Wisconsin Gov. Scott Walker has spent much of his reelection bid fending off suggestions that he ran a less-than-clean campaign during the 2012 recall election. On Tuesday, a federal appeals court heard oral arguments about whether an investigation into Walker’s activities can continue, and the judges seemed reluctant to insert themselves too far into the case.
A 7th Circuit Court of Appeals panel heard oral arguments Tuesday from Wisconsin prosecutors and attorneys for the conservative political group Wisconsin Club for Growth State prosecutors had been investigating since 2012 whether Walker and his campaign staff illegally coordinated with conservative groups to raise and spend campaign dollars in a way that skirted state contribution limits.
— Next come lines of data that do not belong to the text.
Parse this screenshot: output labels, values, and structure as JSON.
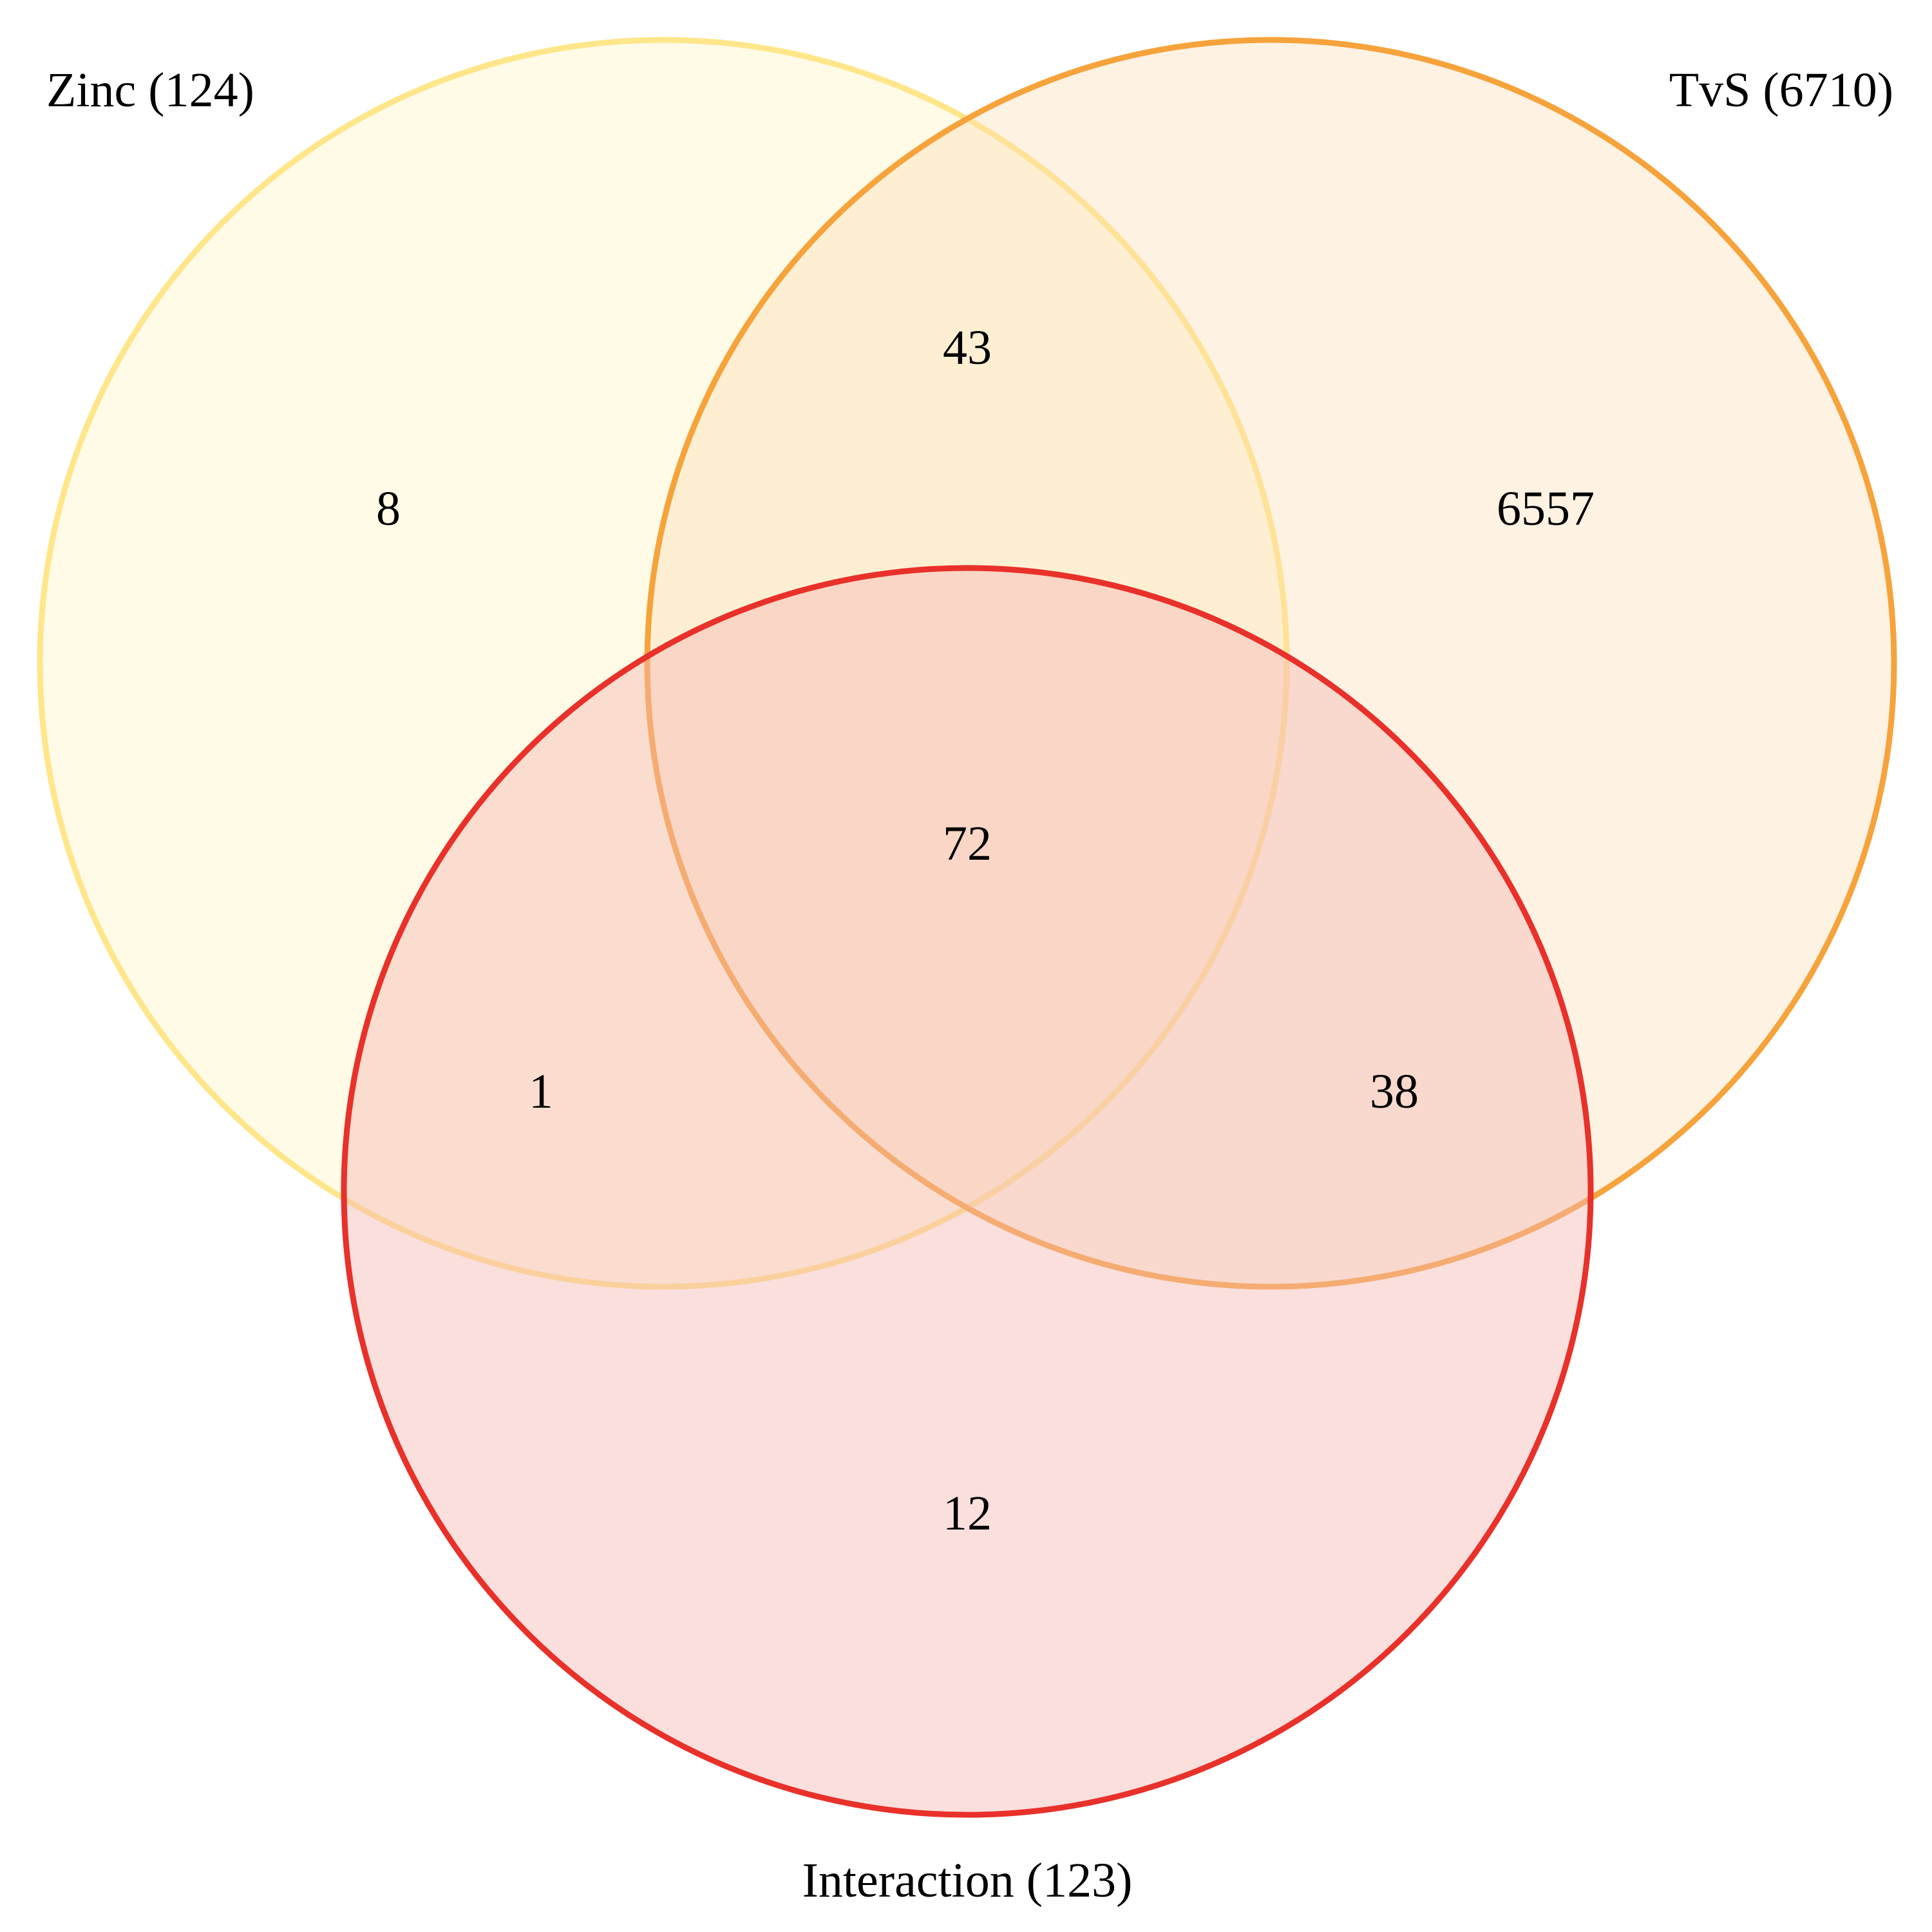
{
  "sets": [
    {
      "id": "zinc",
      "label": "Zinc (124)",
      "fill": "#FFF3B8",
      "stroke": "#FFE68A"
    },
    {
      "id": "tvs",
      "label": "TvS (6710)",
      "fill": "#FDDBB0",
      "stroke": "#F6A33C"
    },
    {
      "id": "interaction",
      "label": "Interaction (123)",
      "fill": "#F5B8B3",
      "stroke": "#E8312A"
    }
  ],
  "regions": {
    "zinc_only": "8",
    "tvs_only": "6557",
    "interaction_only": "12",
    "zinc_tvs": "43",
    "zinc_interaction": "1",
    "tvs_interaction": "38",
    "all_three": "72"
  }
}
According to the Milwaukee Journal-Sentinel, the three-judge panel was skeptical about whether the investigation required federal intervention. If they leave the case to be decided by state courts, it could be the end for prosecutors. A Wisconsin state judge first put a stop to the secret probe in January.
Diane Wood, chief judge of the U.S. 7th Circuit Court of Appeals, said during the hearing, “I don’t understand why the federal courts at the micro-level would be brought in.”
Eric O’Keefe, one of the directors of the Wisconsin Club for Growth, has argued that the investigation violates First Amendment protections on free speech. The groups being investigated have argued repeatedly through right wing talk radio and the Wall Street Journal that they are being unfairly targeted.
In a brief filed with the court Tuesday, prosecutors said that the investigation into possible illegal activity were focused on “coordinated expenditures – in the form of coordinated issue advocacy – that were secretly coordinated between a candidate, the candidate’s campaign committee and the candidate’s agents and various outside groups.”
Earlier this summer when documents outlining prosecutors’ legal theory that Walker’s campaign coordination amounted to a “criminal scheme” were released, an attorney for Francis Schmitz, the special prosecutor assigned to the case, said in a statement that at the time the investigation was halted, Schmitz had “made no conclusions as to whether there is sufficient evidence to charge anyone with a crime.”
One of the judges on Tuesday’s panel, Frank Easterbrook, was behind the order to unseal the documents that laid out the “criminal scheme” theory. The panel was also the same that overturned judge Rudolph Randa’s order for prosecutors to destroy evidence when he stopped the investigation.
Supporters of the conservative groups suing to stop the probe have now seized on the fact that Milwaukee District Attorney John Chisolm’s wife is a teacher, pointing to a new, anonymously sourced report she was distressed by Walker’s 2011 anti-union legislation as evidence of bias and retaliation.
“What’s at stake [in this lawsuit] is the public’s right to open transparent and accountable government. The issue here is whether candidates can work with third party groups that can take unlimited donations,” Brendan Fischer, general counsel for watchdog group the Center for Media and Democracy, told msnbc. “Now that there is actually going to be a hearing in front of judges that know the law, it’ll be interesting to see how that messaging might change. It will be interesting to see how [the judges] respond to the arguments the lawyers have been making for months.”
The Club for Growth and several other groups that are still unnamed are also asking that no more documents from the secret “John Doe” investigation be unsealed, while a collection of media groups is also trying to gain access to all of the case’s records. Hundreds of pages of documents have already been unsealed from this and an earlier secret investigation.
Said Fischer, “The public has a right to know what this investigation is about and what our elected officials are accused of. We’d be able to make a more informed judgment about whether this is the sort of conduct we want our officials to be up to.”
The extent of the possible coordination is still unclear because so many of the investigation’s records remain sealed. And while Walker and his supporters have denied that the governor did anything illegal during his campaigns in 2010 and 2012, greater transparency could sway some of the small number of still undecided voters. With less than two months until Election Day, Democratic challenger Mary Burke is in a dead heat with Walker.
Documents released in August showed that Walker’s campaign staff pushed donors to give money to the Club for Growth, and that a mining company looking to open a massive new operation in the state donated $700,000 to the group before Republicans passed legislation easing the way for the plan. And Walker allies have never denied that the campaign worked closely with conservative groups during the recall.